GABA-A receptors in accumbens neural circuits underlying drug abuse: novel targets for treatment?

Drug addiction is a major social and health problem with causes that are both social and biological. The project represents the first stage of a programme of work whose aim is i) to develop methods in non-addicted volunteers for studying forms of addiction and its treatment (experimental medicine), ii) to understand particular biological processes that underlie addictive behaviour, and iii) to identify potential targets for pharmacological or behavioural intervention to combat forms of addictive behaviour. Some of our aims will be delivered within the lifetime of this proposal, while others will be realised in extensions of the work outlined here, and in parallel proposals under the umbrella of the MRC Addiction Research Cluster ?GABA?. In the present proposal we will study people who carry one particular genetic risk for addiction to discover how their behaviour is altered in ways that might increase the likelihood of developing addictions. At the same time, we will study the brain mechanisms involved in the action of this, and related genes, with the hope of finding ways in which the genetic predisposition can be overcome, either with drug-treatment or by changing their risky behaviour.
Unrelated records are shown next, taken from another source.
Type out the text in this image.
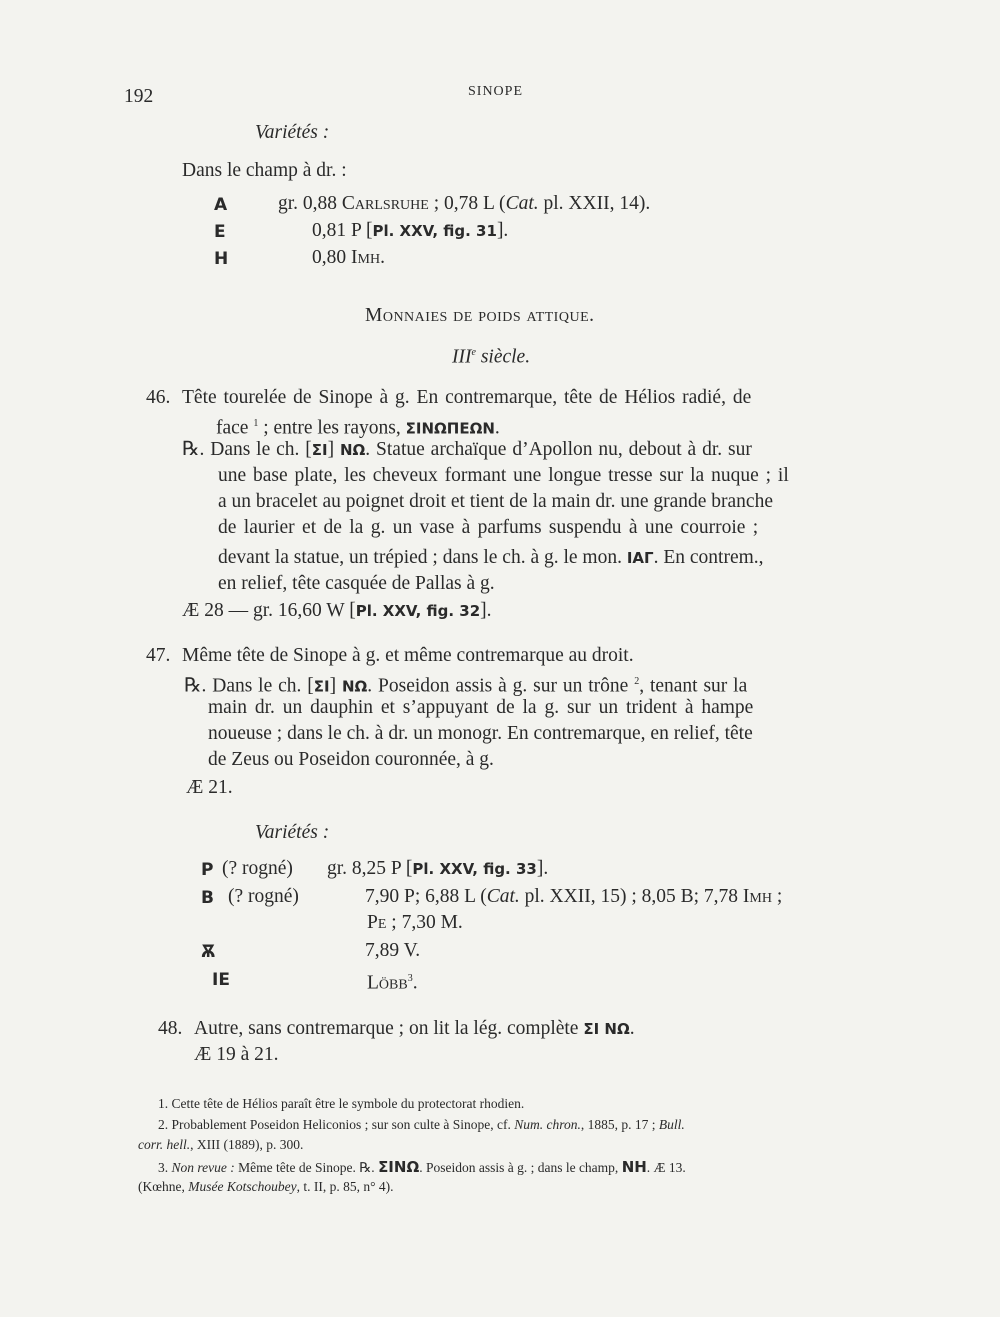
192	SINOPE
Variétés :
Dans le champ à dr. :
A	gr. 0,88 Carlsruhe ; 0,78 L (Cat. pl. XXII, 14).
E	0,81 P [Pl. XXV, fig. 31].
H	0,80 Imh.
Monnaies de poids attique.
IIIe siècle.
46. Tête tourelée de Sinope à g. En contremarque, tête de Hélios radié, de
face $^1$ ; entre les rayons, ΣΙΝΩΠΕΩΝ.
℞. Dans le ch. [ΣΙ] ΝΩ. Statue archaïque d’Apollon nu, debout à dr. sur
une base plate, les cheveux formant une longue tresse sur la nuque ; il
a un bracelet au poignet droit et tient de la main dr. une grande branche
de laurier et de la g. un vase à parfums suspendu à une courroie ;
devant la statue, un trépied ; dans le ch. à g. le mon. ΙΑΓ. En contrem.,
en relief, tête casquée de Pallas à g.
Æ 28 — gr. 16,60 W [Pl. XXV, fig. 32].
47. Même tête de Sinope à g. et même contremarque au droit.
℞. Dans le ch. [ΣΙ] ΝΩ. Poseidon assis à g. sur un trône $^2$, tenant sur la
main dr. un dauphin et s’appuyant de la g. sur un trident à hampe
noueuse ; dans le ch. à dr. un monogr. En contremarque, en relief, tête
de Zeus ou Poseidon couronnée, à g.
Æ 21.
Variétés :
P (? rogné) gr. 8,25 P [Pl. XXV, fig. 33].
B (? rogné)	7,90 P; 6,88 L (Cat. pl. XXII, 15) ; 8,05 B; 7,78 Imh ;
Pe ; 7,30 M.
Ѫ	7,89 V.
ΙΕ	Löbb$^3$.
48. Autre, sans contremarque ; on lit la lég. complète ΣΙ ΝΩ.
Æ 19 à 21.
1. Cette tête de Hélios paraît être le symbole du protectorat rhodien.
2. Probablement Poseidon Heliconios ; sur son culte à Sinope, cf. Num. chron., 1885, p. 17 ; Bull.
corr. hell., XIII (1889), p. 300.
3. Non revue : Même tête de Sinope. ℞. ΣΙΝΩ. Poseidon assis à g. ; dans le champ, ΝΗ. Æ 13.
(Kœhne, Musée Kotschoubey, t. II, p. 85, n° 4).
GABAergic neurons are intimately involved in several brain systems that play decisive roles in development of addictions, but their particular importance has not hitherto been a focus of research. We have recently provided evidence of a role for the alpha2-subtype of GABA-A receptor in the function of accumbens motivational systems in mice, and demonstrated a genetic association between haplotypes of the gene encoding this subunit and human cocaine addiction (Dixon et al, PNAS, 2010). We will now study in non-addicted human volunteers whether such haplotypes give rise to biomarkers for addiction, and behavioural endophenotypes that may confer risk for development of addictive behaviours, particularly as a consequence of stressors. In parallel, we will use genetic manipulations of mouse genes encoding the alpha2, and other subtypes (alpha4,alpha5, and delta subtypes) of GABA-A receptor, and drugs specific to such subtypes, to study the consequences of such manipulation on the function of accumbal medium spiny neurons, and for behaviours known to model aspects of addiction-related behaviours in mice. We will thus develop methods for studying therapeutic effects in humans, as well as identify potential pharmacological and behavioural targets for future therapies.